The relationship between lnχn and carbon number n of n-alkanes shows 9% loss of n-alkanes (Q) (Fig. 10 ). We consider that considerable crude oil cracking gas from deeper reservoirs migrated upwardly and accumulated in the overlying Ordovician reservoirs. At high temperature, a little early crude oil cracked and resulted in gas injection (similar to the Shunbei FI10 strike-slip fault) [59]. This phenomenon ultimately contributes to distinct gas condensate accumulation known as “secondary condensate gas reservoir” [18-19].
Fig. 10. Relationship between the carbon number (n) and lnχn of n-alkanes of crude oil from well FD1 (f is the theoretical difference of the molar mass logarithm between measured mass of n-alkane and fractionated mass; χn is the molar content of n-alkanes with carbon number n; Q is the loss of n-alkanes). |
4. Conclusions
The fault-controlled intraplatform shoal facies of the Yingshan Formation in the major strike-slip fault zone in the Fuman Oilfield has good conditions for hydrocarbon accumulation under deeply buried karstification.
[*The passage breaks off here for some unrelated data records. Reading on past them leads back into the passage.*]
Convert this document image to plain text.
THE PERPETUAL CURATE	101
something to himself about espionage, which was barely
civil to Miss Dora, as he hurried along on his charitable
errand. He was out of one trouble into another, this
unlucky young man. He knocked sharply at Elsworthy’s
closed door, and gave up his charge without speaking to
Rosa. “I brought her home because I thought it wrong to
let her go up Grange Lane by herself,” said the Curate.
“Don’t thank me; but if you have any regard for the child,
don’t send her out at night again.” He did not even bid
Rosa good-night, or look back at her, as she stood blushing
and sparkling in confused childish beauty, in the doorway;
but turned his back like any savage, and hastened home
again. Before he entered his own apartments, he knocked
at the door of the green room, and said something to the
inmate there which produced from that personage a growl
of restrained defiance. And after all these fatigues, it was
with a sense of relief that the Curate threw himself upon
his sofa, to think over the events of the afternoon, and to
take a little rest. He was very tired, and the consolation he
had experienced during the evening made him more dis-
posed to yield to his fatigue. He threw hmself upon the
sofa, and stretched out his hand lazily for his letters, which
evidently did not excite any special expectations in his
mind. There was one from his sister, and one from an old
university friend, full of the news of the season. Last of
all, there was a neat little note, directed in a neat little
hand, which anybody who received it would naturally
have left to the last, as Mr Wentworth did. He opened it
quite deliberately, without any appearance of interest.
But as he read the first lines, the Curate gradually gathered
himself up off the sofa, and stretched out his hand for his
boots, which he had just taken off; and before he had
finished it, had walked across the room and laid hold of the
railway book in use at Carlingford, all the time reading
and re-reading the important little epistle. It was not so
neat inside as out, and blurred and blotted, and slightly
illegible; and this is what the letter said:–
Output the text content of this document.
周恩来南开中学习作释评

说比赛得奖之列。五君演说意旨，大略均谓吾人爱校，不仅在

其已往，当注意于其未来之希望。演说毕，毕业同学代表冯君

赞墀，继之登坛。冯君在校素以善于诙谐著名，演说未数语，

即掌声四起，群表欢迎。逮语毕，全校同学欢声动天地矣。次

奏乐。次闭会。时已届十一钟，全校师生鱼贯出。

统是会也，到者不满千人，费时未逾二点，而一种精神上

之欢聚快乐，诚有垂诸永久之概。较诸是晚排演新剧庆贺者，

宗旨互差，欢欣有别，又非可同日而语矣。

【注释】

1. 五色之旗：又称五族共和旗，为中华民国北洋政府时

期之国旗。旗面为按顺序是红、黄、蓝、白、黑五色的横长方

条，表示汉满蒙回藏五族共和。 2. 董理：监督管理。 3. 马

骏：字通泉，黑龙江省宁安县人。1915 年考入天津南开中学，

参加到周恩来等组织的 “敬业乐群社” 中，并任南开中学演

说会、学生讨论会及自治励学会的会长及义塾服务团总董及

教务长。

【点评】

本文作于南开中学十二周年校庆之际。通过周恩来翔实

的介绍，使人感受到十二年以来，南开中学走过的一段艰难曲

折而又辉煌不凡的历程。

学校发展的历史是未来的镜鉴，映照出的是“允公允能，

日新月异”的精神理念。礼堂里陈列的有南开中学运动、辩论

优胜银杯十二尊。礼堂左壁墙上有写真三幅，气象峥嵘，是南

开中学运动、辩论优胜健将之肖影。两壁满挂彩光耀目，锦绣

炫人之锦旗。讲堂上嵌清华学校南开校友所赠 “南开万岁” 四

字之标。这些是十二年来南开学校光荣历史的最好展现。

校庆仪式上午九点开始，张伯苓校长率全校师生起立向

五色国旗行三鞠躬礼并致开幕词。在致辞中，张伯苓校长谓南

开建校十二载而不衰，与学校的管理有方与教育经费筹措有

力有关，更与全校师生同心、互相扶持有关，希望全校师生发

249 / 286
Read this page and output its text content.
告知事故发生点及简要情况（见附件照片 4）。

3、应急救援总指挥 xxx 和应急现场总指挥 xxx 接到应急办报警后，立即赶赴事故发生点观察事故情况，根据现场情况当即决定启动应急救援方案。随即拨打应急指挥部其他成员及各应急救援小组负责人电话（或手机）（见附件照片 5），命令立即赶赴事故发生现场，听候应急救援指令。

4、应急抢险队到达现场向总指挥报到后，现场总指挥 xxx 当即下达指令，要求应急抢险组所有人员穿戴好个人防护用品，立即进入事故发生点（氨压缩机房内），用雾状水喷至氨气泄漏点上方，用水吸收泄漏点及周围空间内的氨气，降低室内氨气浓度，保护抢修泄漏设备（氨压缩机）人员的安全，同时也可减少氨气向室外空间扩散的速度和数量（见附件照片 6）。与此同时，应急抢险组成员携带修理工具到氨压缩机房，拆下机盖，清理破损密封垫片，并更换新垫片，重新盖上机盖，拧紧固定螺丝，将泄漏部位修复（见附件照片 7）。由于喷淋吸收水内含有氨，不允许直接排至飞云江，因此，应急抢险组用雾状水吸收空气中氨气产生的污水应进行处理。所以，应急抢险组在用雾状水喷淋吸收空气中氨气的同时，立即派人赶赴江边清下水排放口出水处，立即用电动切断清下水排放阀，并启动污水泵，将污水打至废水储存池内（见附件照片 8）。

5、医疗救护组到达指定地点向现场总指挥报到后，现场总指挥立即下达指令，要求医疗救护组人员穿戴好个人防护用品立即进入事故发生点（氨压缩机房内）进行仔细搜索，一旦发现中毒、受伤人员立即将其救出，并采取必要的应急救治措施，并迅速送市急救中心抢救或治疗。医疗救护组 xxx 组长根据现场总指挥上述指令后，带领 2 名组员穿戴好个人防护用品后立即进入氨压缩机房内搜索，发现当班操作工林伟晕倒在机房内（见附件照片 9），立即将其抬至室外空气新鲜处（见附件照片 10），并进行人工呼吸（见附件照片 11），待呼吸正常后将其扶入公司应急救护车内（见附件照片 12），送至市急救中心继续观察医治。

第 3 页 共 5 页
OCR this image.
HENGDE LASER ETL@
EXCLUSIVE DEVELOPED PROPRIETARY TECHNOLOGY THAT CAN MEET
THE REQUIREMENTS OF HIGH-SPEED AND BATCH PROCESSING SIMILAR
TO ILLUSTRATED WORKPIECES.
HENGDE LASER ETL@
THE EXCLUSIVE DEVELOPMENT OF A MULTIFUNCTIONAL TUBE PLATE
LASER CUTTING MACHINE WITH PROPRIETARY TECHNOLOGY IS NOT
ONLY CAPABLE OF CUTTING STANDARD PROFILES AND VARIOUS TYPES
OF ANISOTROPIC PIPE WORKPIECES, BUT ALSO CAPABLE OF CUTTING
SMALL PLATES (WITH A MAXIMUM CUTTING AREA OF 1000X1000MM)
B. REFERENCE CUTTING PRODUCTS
The mudstone of the Sangtamu Formation is an indirect caprock, and the tight limestone of the Yijianfang Formation and the first section of the upper member of the Yingshan Formation is a direct caprock. Hydrocarbon generated from the Lower Cambrian Yuertusi Formation source rock vertically migrated through the neighboring major strike-slip faults into the second section of the upper member of the Yingshan Formation and accumulated laterally. This is a new reservoir model called “intraplatform shoal and lower-order faults-controlled reservoir” like that in well FD1.
The genetic analysis of oil and gas in well FD1, which is located at the low-order faults between major strike-slip faults FI19 and FI20, indicates a small amount of oil comes from the mature Lower Cambrian Yuertusi Formation source rock, and a large amount of gas is ultra-deep oil cracking gas. They contribute to the condensate gas in well FD1, characterized by dry gas and hybrid secondary condensate gas with high GOR.
This new reservoir model provides a possibility to expand the exploration scope and build a continuous oil and gas development field in the major strike-slip fault zones in the Fuman Oilfield.
Acknowledgments
Thanks to Han Jianfa, Zhang Yintao, Zhang Yanqiu from Tarim Oilfield Company, and Prof. Chen Honghan and Prof. Ping Hongwei of China University of Geosciences (Wuhan) for their supports.